Satori

Experience Satori, Instant Illumination
as taught by Zen Master Rama – Dr. Frederick Lenz

“After some meditation, while working in the field, while talking with someone, while making love, while meditating up on the mountain having renounced all people, suddenly the light breaks through, and for a short timeless time we experience eternity in its unmanifest form. This is satori. It's comparable to salvikalpa samadhi. Something happens — something triggers it — it goes off. And it rises — it rises up the shushumna, the spinal astral tube. It gradually moves up through the chakras, and it reaches the thousand-petaled lotus of light at the top — enlightenment, satori, states of attention, perfection!”
Zen Master Rama

Satori is Instant Illumination

“Enlightenment doesn’t occur all at once.” says Zen Master Rama. “There isn’t one day when suddenly you achieve full enlightenment. Enlightenment has occurred over a period of time. In Zen we talk about satori and experiencing satori. Satori is salvikalpa or nirvikalpa samadhi. The idea is that after many years of meditation, one day you have a flash of intuition, you see life in its true essence, you go into salvikalpa samadhi. Just one experience in salvikalpa samadhi will change your life. You’ll never be the same. The old self will dissolve and you’ll experience a rebirth. In this life, you’ll be reborn and transformed.

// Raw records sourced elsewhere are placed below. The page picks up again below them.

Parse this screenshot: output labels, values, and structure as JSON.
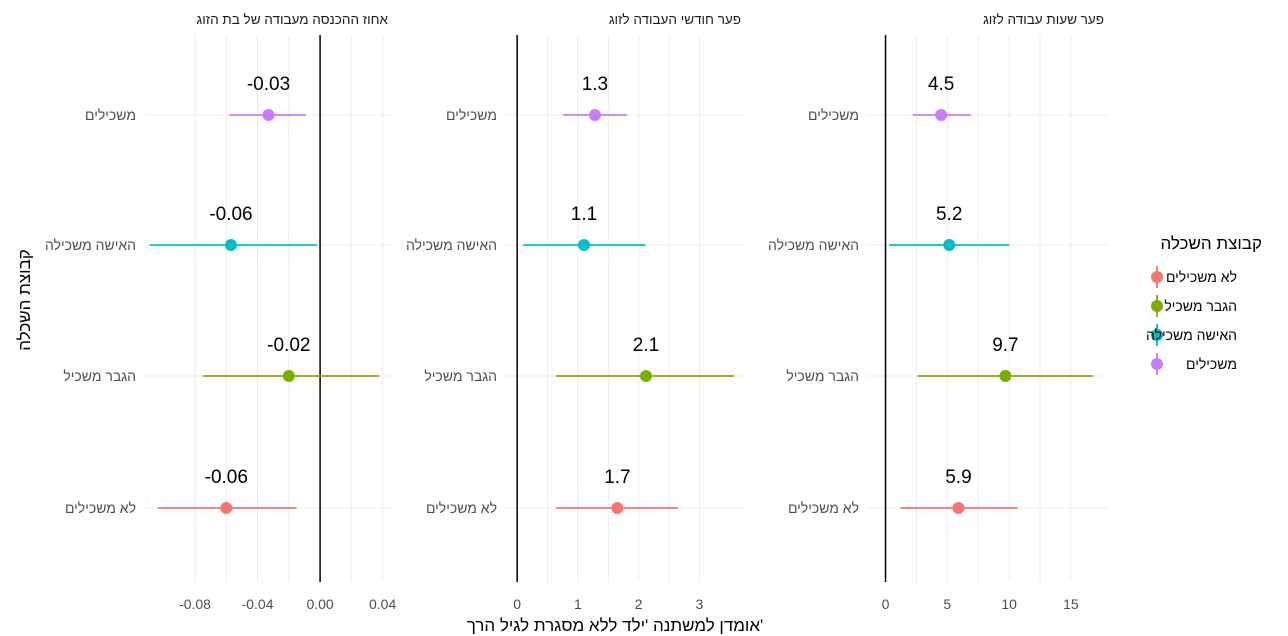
{
  "chart_data": {
    "type": "scatter",
    "subtype": "dot-and-whisker, faceted",
    "xlabel": "אומדן למשתנה 'ילד ללא מסגרת לגיל הרך'",
    "ylabel": "קבוצת השכלה",
    "grid": true,
    "legend_position": "right",
    "legend": {
      "title": "קבוצת השכלה",
      "entries": [
        "לא משכילים",
        "הגבר משכיל",
        "האישה משכילה",
        "משכילים"
      ]
    },
    "categories": [
      "משכילים",
      "האישה משכילה",
      "הגבר משכיל",
      "לא משכילים"
    ],
    "colors": {
      "לא משכילים": "#F8766D",
      "הגבר משכיל": "#7CAE00",
      "האישה משכילה": "#00BFC4",
      "משכילים": "#C77CFF"
    },
    "zero_line_color": "#000000",
    "facets": [
      {
        "title": "אחוז ההכנסה מעבודה של בת הזוג",
        "xlim": [
          -0.112,
          0.046
        ],
        "xticks": [
          -0.08,
          -0.04,
          0.0,
          0.04
        ],
        "xtick_labels": [
          "-0.08",
          "-0.04",
          "0.00",
          "0.04"
        ],
        "points": [
          {
            "group": "משכילים",
            "estimate": -0.033,
            "low": -0.058,
            "high": -0.009,
            "label": "-0.03"
          },
          {
            "group": "האישה משכילה",
            "estimate": -0.057,
            "low": -0.109,
            "high": -0.002,
            "label": "-0.06"
          },
          {
            "group": "הגבר משכיל",
            "estimate": -0.02,
            "low": -0.075,
            "high": 0.038,
            "label": "-0.02"
          },
          {
            "group": "לא משכילים",
            "estimate": -0.06,
            "low": -0.104,
            "high": -0.015,
            "label": "-0.06"
          }
        ]
      },
      {
        "title": "פער חודשי העבודה לזוג",
        "xlim": [
          -0.2,
          3.75
        ],
        "xticks": [
          0,
          1,
          2,
          3
        ],
        "xtick_labels": [
          "0",
          "1",
          "2",
          "3"
        ],
        "points": [
          {
            "group": "משכילים",
            "estimate": 1.28,
            "low": 0.76,
            "high": 1.81,
            "label": "1.3"
          },
          {
            "group": "האישה משכילה",
            "estimate": 1.1,
            "low": 0.1,
            "high": 2.11,
            "label": "1.1"
          },
          {
            "group": "הגבר משכיל",
            "estimate": 2.12,
            "low": 0.64,
            "high": 3.57,
            "label": "2.1"
          },
          {
            "group": "לא משכילים",
            "estimate": 1.65,
            "low": 0.64,
            "high": 2.65,
            "label": "1.7"
          }
        ]
      },
      {
        "title": "פער שעות עבודה לזוג",
        "xlim": [
          -1.5,
          18.0
        ],
        "xticks": [
          0,
          5,
          10,
          15
        ],
        "xtick_labels": [
          "0",
          "5",
          "10",
          "15"
        ],
        "points": [
          {
            "group": "משכילים",
            "estimate": 4.5,
            "low": 2.2,
            "high": 6.9,
            "label": "4.5"
          },
          {
            "group": "האישה משכילה",
            "estimate": 5.15,
            "low": 0.3,
            "high": 10.0,
            "label": "5.2"
          },
          {
            "group": "הגבר משכיל",
            "estimate": 9.7,
            "low": 2.6,
            "high": 16.8,
            "label": "9.7"
          },
          {
            "group": "לא משכילים",
            "estimate": 5.9,
            "low": 1.2,
            "high": 10.7,
            "label": "5.9"
          }
        ]
      }
    ]
  }
}
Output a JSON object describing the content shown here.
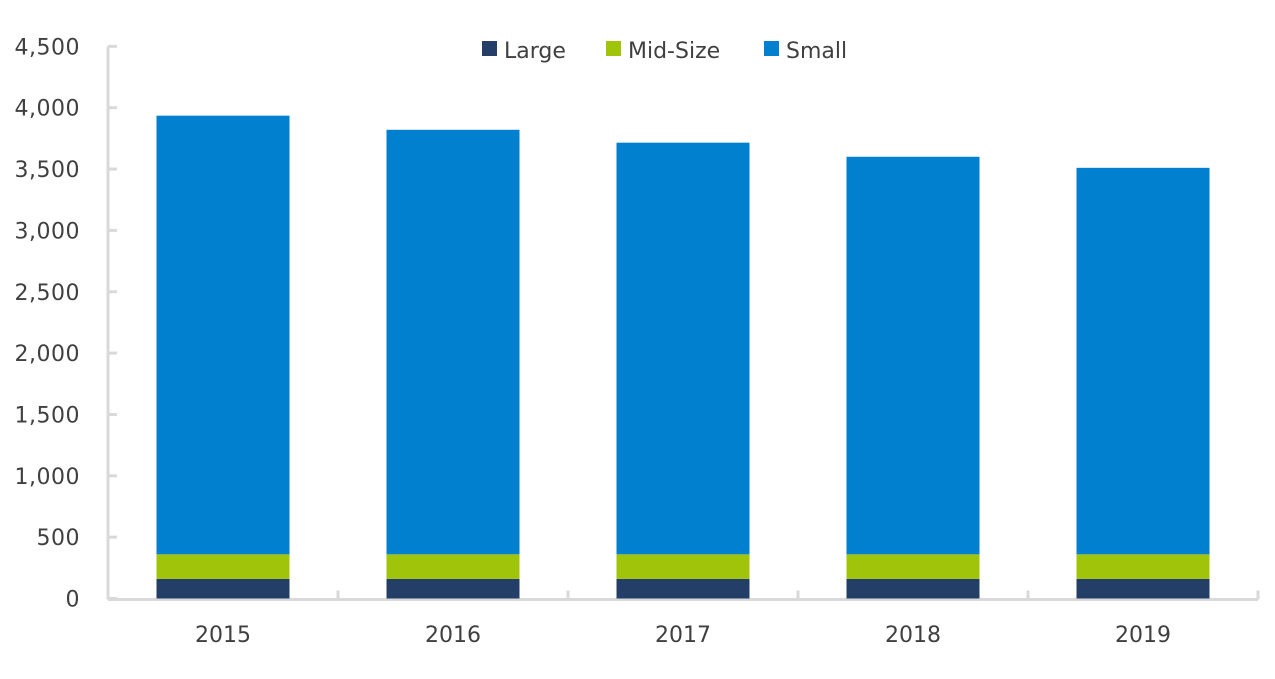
{
  "chart_data": {
    "type": "bar",
    "stacked": true,
    "title": "",
    "xlabel": "",
    "ylabel": "",
    "categories": [
      "2015",
      "2016",
      "2017",
      "2018",
      "2019"
    ],
    "series": [
      {
        "name": "Large",
        "color": "#243f67",
        "values": [
          160,
          160,
          160,
          160,
          160
        ]
      },
      {
        "name": "Mid-Size",
        "color": "#a0c40a",
        "values": [
          200,
          200,
          200,
          200,
          200
        ]
      },
      {
        "name": "Small",
        "color": "#0080cf",
        "values": [
          3575,
          3460,
          3355,
          3240,
          3150
        ]
      }
    ],
    "ylim": [
      0,
      4500
    ],
    "yticks": [
      "0",
      "500",
      "1,000",
      "1,500",
      "2,000",
      "2,500",
      "3,000",
      "3,500",
      "4,000",
      "4,500"
    ],
    "ytick_values": [
      0,
      500,
      1000,
      1500,
      2000,
      2500,
      3000,
      3500,
      4000,
      4500
    ],
    "grid": false,
    "legend_position": "top"
  }
}
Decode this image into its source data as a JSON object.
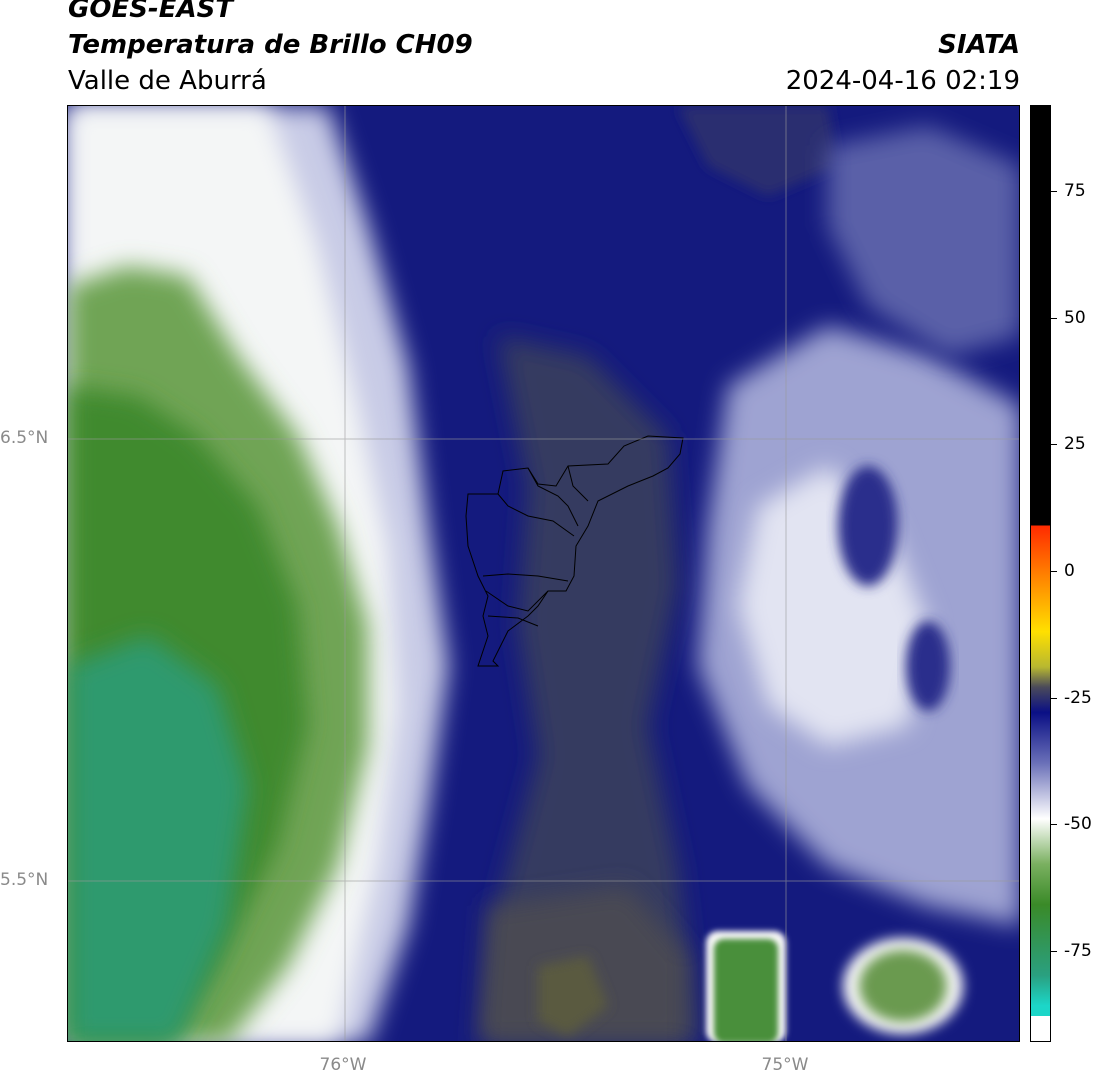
{
  "header": {
    "satellite": "GOES-EAST",
    "product": "Temperatura de Brillo CH09",
    "region": "Valle de Aburrá",
    "organization": "SIATA",
    "timestamp": "2024-04-16 02:19"
  },
  "map": {
    "lat_labels": [
      "6.5°N",
      "5.5°N"
    ],
    "lon_labels": [
      "76°W",
      "75°W"
    ],
    "extent": {
      "lon": [
        -76.6,
        -74.45
      ],
      "lat": [
        5.14,
        7.25
      ]
    },
    "gridlines": true
  },
  "colorbar": {
    "ticks": [
      {
        "value": 75,
        "label": "75"
      },
      {
        "value": 50,
        "label": "50"
      },
      {
        "value": 25,
        "label": "25"
      },
      {
        "value": 0,
        "label": "0"
      },
      {
        "value": -25,
        "label": "-25"
      },
      {
        "value": -50,
        "label": "-50"
      },
      {
        "value": -75,
        "label": "-75"
      }
    ],
    "range": [
      -93,
      92
    ],
    "colors": {
      "warm": "#000000",
      "hot": "#ff2a00",
      "cold_blue": "#0a0f85",
      "green": "#3a8a28",
      "teal": "#1cd6c8"
    }
  }
}
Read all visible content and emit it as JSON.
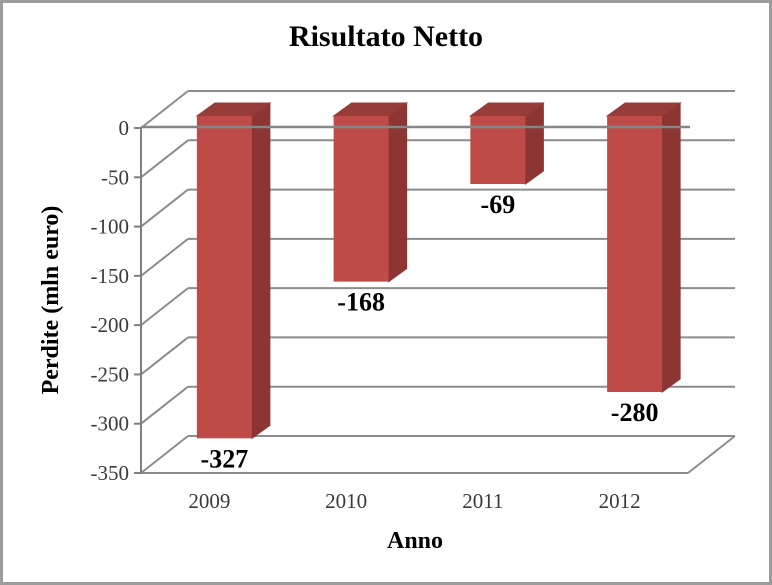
{
  "chart_data": {
    "type": "bar",
    "style": "3d-column-negative",
    "title": "Risultato Netto",
    "xlabel": "Anno",
    "ylabel": "Perdite (mln euro)",
    "categories": [
      "2009",
      "2010",
      "2011",
      "2012"
    ],
    "values": [
      -327,
      -168,
      -69,
      -280
    ],
    "data_labels": [
      "-327",
      "-168",
      "-69",
      "-280"
    ],
    "yticks": [
      0,
      -50,
      -100,
      -150,
      -200,
      -250,
      -300,
      -350
    ],
    "ytick_labels": [
      "0",
      "-50",
      "-100",
      "-150",
      "-200",
      "-250",
      "-300",
      "-350"
    ],
    "ylim": [
      -350,
      0
    ],
    "grid": true,
    "legend": false,
    "colors": {
      "bar_front": "#BE4B48",
      "bar_top": "#963C39",
      "bar_side": "#8C3533",
      "gridline": "#8C8C8C",
      "axis": "#7F7F7F",
      "tick_text": "#3A3A3A",
      "label_text": "#000000",
      "border": "#9C9C9C",
      "background": "#FFFFFF"
    }
  }
}
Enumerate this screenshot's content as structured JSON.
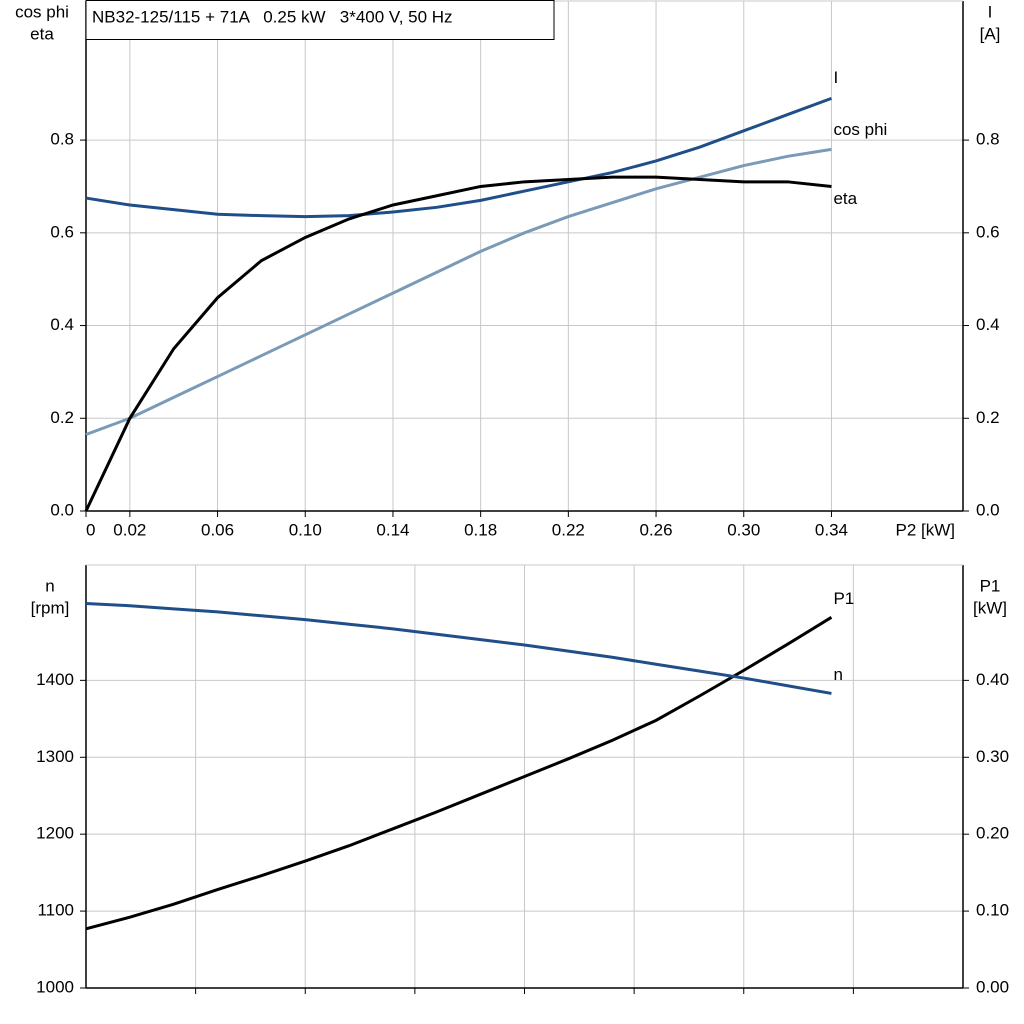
{
  "chart_data": [
    {
      "type": "line",
      "title": "NB32-125/115 + 71A   0.25 kW   3*400 V, 50 Hz",
      "ylabel": [
        "cos phi",
        "eta"
      ],
      "y2label": [
        "I",
        "[A]"
      ],
      "xlabel": "P2 [kW]",
      "xlim": [
        0,
        0.4
      ],
      "xticks": [
        0,
        0.02,
        0.06,
        {
          "value": 0.1,
          "label": "0.10"
        },
        0.14,
        0.18,
        0.22,
        0.26,
        {
          "value": 0.3,
          "label": "0.30"
        },
        0.34
      ],
      "ylim": [
        0,
        1.1
      ],
      "yticks": [
        {
          "value": 0,
          "label": "0.0"
        },
        0.2,
        0.4,
        0.6,
        0.8
      ],
      "y2lim": [
        0,
        1.1
      ],
      "y2ticks": [
        {
          "value": 0,
          "label": "0.0"
        },
        0.2,
        0.4,
        0.6,
        0.8
      ],
      "grid": true,
      "x": [
        0,
        0.02,
        0.04,
        0.06,
        0.08,
        0.1,
        0.12,
        0.14,
        0.16,
        0.18,
        0.2,
        0.22,
        0.24,
        0.26,
        0.28,
        0.3,
        0.32,
        0.34
      ],
      "series": [
        {
          "name": "I",
          "color": "#1f4e89",
          "axis": "y2",
          "values": [
            0.675,
            0.66,
            0.65,
            0.64,
            0.637,
            0.635,
            0.637,
            0.645,
            0.655,
            0.67,
            0.69,
            0.71,
            0.73,
            0.755,
            0.785,
            0.82,
            0.855,
            0.89
          ]
        },
        {
          "name": "cos phi",
          "color": "#7a9ab8",
          "values": [
            0.165,
            0.2,
            0.245,
            0.29,
            0.335,
            0.38,
            0.425,
            0.47,
            0.515,
            0.56,
            0.6,
            0.635,
            0.665,
            0.695,
            0.72,
            0.745,
            0.765,
            0.78
          ]
        },
        {
          "name": "eta",
          "color": "#000000",
          "values": [
            0,
            0.2,
            0.35,
            0.46,
            0.54,
            0.59,
            0.63,
            0.66,
            0.68,
            0.7,
            0.71,
            0.715,
            0.72,
            0.72,
            0.715,
            0.71,
            0.71,
            0.7
          ]
        }
      ]
    },
    {
      "type": "line",
      "ylabel": [
        "n",
        "[rpm]"
      ],
      "y2label": [
        "P1",
        "[kW]"
      ],
      "xlim": [
        0,
        0.4
      ],
      "xticks": [
        0.05,
        0.1,
        0.15,
        0.2,
        0.25,
        0.3,
        0.35
      ],
      "show_x_tick_labels": false,
      "ylim": [
        1000,
        1550
      ],
      "yticks": [
        1000,
        1100,
        1200,
        1300,
        1400
      ],
      "y2lim": [
        0,
        0.55
      ],
      "y2ticks": [
        {
          "value": 0,
          "label": "0.00"
        },
        {
          "value": 0.1,
          "label": "0.10"
        },
        {
          "value": 0.2,
          "label": "0.20"
        },
        {
          "value": 0.3,
          "label": "0.30"
        },
        {
          "value": 0.4,
          "label": "0.40"
        }
      ],
      "grid": true,
      "x": [
        0,
        0.02,
        0.04,
        0.06,
        0.08,
        0.1,
        0.12,
        0.14,
        0.16,
        0.18,
        0.2,
        0.22,
        0.24,
        0.26,
        0.28,
        0.3,
        0.32,
        0.34
      ],
      "series": [
        {
          "name": "P1",
          "color": "#000000",
          "axis": "y2",
          "values": [
            0.077,
            0.092,
            0.109,
            0.128,
            0.146,
            0.165,
            0.185,
            0.207,
            0.229,
            0.252,
            0.275,
            0.298,
            0.322,
            0.348,
            0.38,
            0.413,
            0.447,
            0.482
          ]
        },
        {
          "name": "n",
          "color": "#1f4e89",
          "values": [
            1500,
            1497,
            1493,
            1489,
            1484,
            1479,
            1473,
            1467,
            1460,
            1453,
            1446,
            1438,
            1430,
            1421,
            1412,
            1403,
            1393,
            1383
          ]
        }
      ]
    }
  ]
}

“Enlightenment is difficult to discuss, of course, because there are different types of enlightenment, we could say. There are the enlightenments that occur every day when we meditate. That’s a type of enlightenment. When we just perceive something in a new way, that’s a type of enlightenment. There are satori illuminations when we have a very high meditation. And classically, when you have a satori illumination, for about 40 days afterwards you will be in a very high state of awareness. You experience satori, you go into a type of enlightened state. But then, after that time has passed, gradually your consciousness will return to the world.

“Enlightenment, from my point of view, does not involve going into samadhi a few times or having a few satori experiences. Over a period of years of going into samadhi day after day, night after night, for hundreds and thousands of hours, enlightenment takes place. The way I define it is self-realization. That is to say, enlightenment doesn’t simply mean that you’ve gone up a few times and seen the white light of eternity and merged with the all. I would say that’s a basic level of samadhi. Enlightenment has to do with the erasure of the samskaras, the past life tendencies, after you’ve gone into samadhi for hundreds and thousands of hours, many, many times over a period of years.”